With it comes the start of the growing season for this 48-year-old farmer.

"I don’t get too excited when we’ve had a dry spell as long as we’ve had," Dineen said looking around his fields.

He is not a third, fourth, or even fifth-generation farmer. He is the first person in his family to take on this noble American calling and like farmers across the country is being hit hard by the skyrocketing cost of fertilizer.

"All of the inputs have gone crazy," he said.

This lifelong Texan farms a few hundred acres of land 50 miles south of Dallas. A crisscrossing patchwork of fields where rows of corn are just starting to make their first appearance of the season. A recent rain was welcomed news to this farmer.

"We have a long way to go before this crop is made and a lot more is needed to do," he said looking around at the rows of corn he recently planted.

But a seven-year drought is far from Dineen's biggest concern this growing season. The prices of the fertilizer he depends on to feed his crops have skyrocketed due to inflation, supply chain issues and the war in Ukraine.

"Without nutrients that plant goes into salvage mode," Dineen explains.

Last year, nitrogen fertilizer cost Dineen about $380 a ton.
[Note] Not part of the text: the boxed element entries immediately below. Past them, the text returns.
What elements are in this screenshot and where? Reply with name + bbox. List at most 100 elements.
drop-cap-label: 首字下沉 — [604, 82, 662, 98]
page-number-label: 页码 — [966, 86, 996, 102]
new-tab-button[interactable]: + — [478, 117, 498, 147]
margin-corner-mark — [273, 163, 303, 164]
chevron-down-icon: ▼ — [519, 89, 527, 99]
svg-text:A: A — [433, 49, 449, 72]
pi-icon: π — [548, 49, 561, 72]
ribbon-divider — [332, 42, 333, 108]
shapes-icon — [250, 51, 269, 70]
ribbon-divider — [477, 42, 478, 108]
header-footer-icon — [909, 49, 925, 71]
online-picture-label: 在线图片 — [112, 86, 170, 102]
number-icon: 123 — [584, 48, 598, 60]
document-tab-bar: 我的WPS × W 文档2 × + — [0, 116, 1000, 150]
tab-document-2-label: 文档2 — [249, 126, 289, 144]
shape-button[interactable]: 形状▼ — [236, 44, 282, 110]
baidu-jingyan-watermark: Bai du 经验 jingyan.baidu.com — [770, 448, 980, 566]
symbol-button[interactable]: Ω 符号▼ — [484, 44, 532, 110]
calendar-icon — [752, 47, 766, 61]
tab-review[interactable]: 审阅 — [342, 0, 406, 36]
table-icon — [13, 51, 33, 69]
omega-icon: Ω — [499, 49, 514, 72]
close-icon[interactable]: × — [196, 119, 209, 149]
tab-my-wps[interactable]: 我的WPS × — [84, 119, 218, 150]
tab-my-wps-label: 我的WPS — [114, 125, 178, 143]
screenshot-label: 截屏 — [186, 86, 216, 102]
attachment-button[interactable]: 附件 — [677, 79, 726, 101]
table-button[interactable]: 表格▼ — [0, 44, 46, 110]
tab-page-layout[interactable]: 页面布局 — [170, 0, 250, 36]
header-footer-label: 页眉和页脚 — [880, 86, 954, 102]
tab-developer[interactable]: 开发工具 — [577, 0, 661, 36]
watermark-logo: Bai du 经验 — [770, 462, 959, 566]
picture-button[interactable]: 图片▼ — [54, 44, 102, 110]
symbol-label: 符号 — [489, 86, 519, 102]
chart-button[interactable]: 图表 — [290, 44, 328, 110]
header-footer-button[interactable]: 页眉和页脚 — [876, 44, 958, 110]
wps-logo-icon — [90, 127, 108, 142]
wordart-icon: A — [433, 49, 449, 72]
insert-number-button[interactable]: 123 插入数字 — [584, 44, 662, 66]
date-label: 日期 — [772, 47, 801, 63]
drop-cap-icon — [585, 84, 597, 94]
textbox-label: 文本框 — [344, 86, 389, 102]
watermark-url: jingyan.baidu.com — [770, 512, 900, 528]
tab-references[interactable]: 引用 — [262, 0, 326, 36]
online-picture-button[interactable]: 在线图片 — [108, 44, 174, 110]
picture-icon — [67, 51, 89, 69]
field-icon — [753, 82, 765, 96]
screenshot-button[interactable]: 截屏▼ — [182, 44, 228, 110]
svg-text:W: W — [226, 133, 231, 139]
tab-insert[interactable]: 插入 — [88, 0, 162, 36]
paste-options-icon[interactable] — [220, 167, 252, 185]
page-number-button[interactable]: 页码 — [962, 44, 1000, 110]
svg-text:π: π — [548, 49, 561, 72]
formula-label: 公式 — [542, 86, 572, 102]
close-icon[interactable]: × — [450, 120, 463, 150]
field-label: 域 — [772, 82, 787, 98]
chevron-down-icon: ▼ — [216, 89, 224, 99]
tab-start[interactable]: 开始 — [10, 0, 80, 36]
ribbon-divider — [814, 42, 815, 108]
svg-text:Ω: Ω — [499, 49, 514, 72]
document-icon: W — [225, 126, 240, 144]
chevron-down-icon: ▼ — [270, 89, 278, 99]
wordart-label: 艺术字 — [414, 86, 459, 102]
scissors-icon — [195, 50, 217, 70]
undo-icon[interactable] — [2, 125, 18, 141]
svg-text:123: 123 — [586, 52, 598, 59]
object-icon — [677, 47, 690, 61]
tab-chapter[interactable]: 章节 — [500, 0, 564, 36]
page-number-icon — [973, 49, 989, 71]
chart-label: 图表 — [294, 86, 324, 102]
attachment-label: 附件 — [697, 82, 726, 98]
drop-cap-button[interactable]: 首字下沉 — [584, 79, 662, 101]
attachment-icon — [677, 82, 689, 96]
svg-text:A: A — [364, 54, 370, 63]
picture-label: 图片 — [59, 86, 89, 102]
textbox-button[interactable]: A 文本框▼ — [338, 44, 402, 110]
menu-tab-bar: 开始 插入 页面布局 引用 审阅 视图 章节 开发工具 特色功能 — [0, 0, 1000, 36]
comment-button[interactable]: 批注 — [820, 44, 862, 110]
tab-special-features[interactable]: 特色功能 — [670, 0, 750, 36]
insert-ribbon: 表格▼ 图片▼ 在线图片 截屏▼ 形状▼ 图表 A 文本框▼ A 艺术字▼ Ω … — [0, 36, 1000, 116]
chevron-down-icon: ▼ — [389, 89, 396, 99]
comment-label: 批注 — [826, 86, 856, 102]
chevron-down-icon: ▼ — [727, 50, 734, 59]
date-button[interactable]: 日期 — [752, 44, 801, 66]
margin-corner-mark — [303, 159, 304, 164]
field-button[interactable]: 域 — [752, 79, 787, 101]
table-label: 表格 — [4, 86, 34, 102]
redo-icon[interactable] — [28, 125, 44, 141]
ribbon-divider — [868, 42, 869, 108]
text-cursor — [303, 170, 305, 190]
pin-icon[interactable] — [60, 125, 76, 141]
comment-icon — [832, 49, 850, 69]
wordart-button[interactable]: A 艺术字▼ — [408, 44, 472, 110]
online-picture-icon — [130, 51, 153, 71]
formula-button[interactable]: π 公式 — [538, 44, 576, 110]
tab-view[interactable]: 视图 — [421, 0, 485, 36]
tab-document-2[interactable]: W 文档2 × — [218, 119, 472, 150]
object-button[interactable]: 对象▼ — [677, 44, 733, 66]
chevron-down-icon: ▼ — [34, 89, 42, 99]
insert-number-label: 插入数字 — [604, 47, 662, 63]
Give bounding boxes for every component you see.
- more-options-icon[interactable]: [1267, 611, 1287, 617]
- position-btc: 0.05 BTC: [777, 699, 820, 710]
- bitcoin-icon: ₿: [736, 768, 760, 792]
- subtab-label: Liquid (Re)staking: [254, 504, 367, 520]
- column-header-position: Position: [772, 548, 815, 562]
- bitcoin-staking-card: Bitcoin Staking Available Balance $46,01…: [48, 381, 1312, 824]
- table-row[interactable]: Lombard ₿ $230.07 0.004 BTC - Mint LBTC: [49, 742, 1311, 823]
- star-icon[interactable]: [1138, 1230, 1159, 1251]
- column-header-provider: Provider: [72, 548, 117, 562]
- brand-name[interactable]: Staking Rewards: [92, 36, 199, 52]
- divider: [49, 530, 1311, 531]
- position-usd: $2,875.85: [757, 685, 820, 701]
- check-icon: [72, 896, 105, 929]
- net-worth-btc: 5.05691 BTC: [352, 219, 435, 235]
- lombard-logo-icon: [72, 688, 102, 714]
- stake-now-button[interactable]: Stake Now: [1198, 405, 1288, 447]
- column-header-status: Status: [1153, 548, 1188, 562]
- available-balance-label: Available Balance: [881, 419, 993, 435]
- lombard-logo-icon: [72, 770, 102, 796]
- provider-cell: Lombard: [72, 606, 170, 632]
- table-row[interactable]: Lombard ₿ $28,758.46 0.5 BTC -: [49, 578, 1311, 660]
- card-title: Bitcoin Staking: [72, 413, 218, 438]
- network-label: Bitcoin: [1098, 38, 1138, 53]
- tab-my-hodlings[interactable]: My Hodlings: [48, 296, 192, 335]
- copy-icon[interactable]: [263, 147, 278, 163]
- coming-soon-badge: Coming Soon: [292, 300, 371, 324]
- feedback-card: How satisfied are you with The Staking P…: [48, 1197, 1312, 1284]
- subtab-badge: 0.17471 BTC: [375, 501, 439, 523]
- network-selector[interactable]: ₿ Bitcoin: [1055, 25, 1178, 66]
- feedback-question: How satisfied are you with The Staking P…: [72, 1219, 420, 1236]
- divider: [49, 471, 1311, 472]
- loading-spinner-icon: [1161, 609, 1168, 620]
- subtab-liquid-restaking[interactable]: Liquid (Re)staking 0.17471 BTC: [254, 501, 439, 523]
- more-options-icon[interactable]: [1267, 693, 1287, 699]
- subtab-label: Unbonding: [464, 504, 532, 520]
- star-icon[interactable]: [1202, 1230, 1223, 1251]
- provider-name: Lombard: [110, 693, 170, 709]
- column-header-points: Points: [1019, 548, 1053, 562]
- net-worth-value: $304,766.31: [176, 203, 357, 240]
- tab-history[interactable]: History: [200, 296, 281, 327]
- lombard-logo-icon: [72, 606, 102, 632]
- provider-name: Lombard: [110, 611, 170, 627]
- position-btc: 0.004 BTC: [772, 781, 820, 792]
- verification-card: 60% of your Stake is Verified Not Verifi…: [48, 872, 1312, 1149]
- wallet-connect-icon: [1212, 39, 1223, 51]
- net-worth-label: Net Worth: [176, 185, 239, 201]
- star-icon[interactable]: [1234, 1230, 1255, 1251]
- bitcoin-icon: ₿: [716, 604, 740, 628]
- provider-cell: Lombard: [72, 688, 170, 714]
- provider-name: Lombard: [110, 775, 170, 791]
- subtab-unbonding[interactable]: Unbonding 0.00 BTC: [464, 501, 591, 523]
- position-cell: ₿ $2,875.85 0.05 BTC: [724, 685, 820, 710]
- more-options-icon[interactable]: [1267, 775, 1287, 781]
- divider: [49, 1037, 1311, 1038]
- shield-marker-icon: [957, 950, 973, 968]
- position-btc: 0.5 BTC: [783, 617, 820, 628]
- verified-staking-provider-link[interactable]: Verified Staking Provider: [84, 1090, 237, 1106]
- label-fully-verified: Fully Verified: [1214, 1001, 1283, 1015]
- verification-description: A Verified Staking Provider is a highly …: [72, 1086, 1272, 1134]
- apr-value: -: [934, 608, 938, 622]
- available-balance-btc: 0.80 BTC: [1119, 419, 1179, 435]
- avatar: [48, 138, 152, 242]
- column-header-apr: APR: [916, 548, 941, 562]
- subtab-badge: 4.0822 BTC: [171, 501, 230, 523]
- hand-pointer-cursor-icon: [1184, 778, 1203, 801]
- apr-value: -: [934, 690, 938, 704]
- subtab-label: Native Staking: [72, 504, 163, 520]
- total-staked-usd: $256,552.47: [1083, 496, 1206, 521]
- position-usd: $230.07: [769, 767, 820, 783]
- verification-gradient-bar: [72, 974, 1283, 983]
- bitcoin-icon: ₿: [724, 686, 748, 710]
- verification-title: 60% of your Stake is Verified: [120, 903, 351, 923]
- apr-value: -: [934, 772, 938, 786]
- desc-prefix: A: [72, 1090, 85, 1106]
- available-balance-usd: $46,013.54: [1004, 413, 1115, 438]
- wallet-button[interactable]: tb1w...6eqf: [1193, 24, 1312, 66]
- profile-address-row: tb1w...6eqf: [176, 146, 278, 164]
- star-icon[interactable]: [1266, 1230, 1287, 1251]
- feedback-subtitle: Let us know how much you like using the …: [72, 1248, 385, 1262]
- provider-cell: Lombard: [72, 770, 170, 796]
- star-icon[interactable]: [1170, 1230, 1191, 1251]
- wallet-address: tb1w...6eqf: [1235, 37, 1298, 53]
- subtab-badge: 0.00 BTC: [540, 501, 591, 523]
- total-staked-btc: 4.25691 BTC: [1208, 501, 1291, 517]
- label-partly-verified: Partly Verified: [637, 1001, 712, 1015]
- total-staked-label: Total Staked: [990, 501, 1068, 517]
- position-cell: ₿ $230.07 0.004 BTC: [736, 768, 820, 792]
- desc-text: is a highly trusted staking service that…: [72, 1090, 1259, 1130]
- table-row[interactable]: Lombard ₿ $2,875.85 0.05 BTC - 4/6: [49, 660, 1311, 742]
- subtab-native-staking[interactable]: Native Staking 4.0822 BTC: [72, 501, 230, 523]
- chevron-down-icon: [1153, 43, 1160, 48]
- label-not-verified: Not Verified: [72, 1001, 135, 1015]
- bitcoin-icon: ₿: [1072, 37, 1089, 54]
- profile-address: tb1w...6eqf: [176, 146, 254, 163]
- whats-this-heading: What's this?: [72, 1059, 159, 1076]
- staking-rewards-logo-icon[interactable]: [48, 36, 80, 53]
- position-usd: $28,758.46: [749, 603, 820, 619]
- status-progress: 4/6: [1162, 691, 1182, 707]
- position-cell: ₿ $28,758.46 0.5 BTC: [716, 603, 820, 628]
This year, the same nitrogen he needs is going for $1,200 a ton, about a 215% increase.

"To break even, we’ll have to make a decent crop and that’s not a good place to be in," he lamented.

As a fast-growing leafy crop, corn is pretty low-maintenance. But, a good dose of nitrogen will help raise the level of nutrients in the soil to help create a better growing environment for the plant. Which produces more healthy stalks.

One sprout of corn is so vitally important to the U.S. economy that the USDA is now offering $250 million in grants to increase American fertilizer production.

Brant Wilbourn with Texas Farm Bureau sees the program as a necessary step to protect farmers from problems out of their control.

"Everybody eats and it’s going to impact everyone," Wilbourn said.

Those grants offered by the USDA to increase fertilizer production here in the United States won’t help farmers right now. But increased domestic production of fertilizer over the next few years will better insulate the agriculture industry from skyrocketing production costs in the future.

"If we can have those innovative solutions brought forward it would definitely help," Wilbourn said.

Even as a first-generation farmer, Dineen has learned uncertainty is about the only certainty out here. He’s just waiting for more favorable winds to blow his way.

"It’s economics. What do you think you’re gonna make and will you ever get it all back?"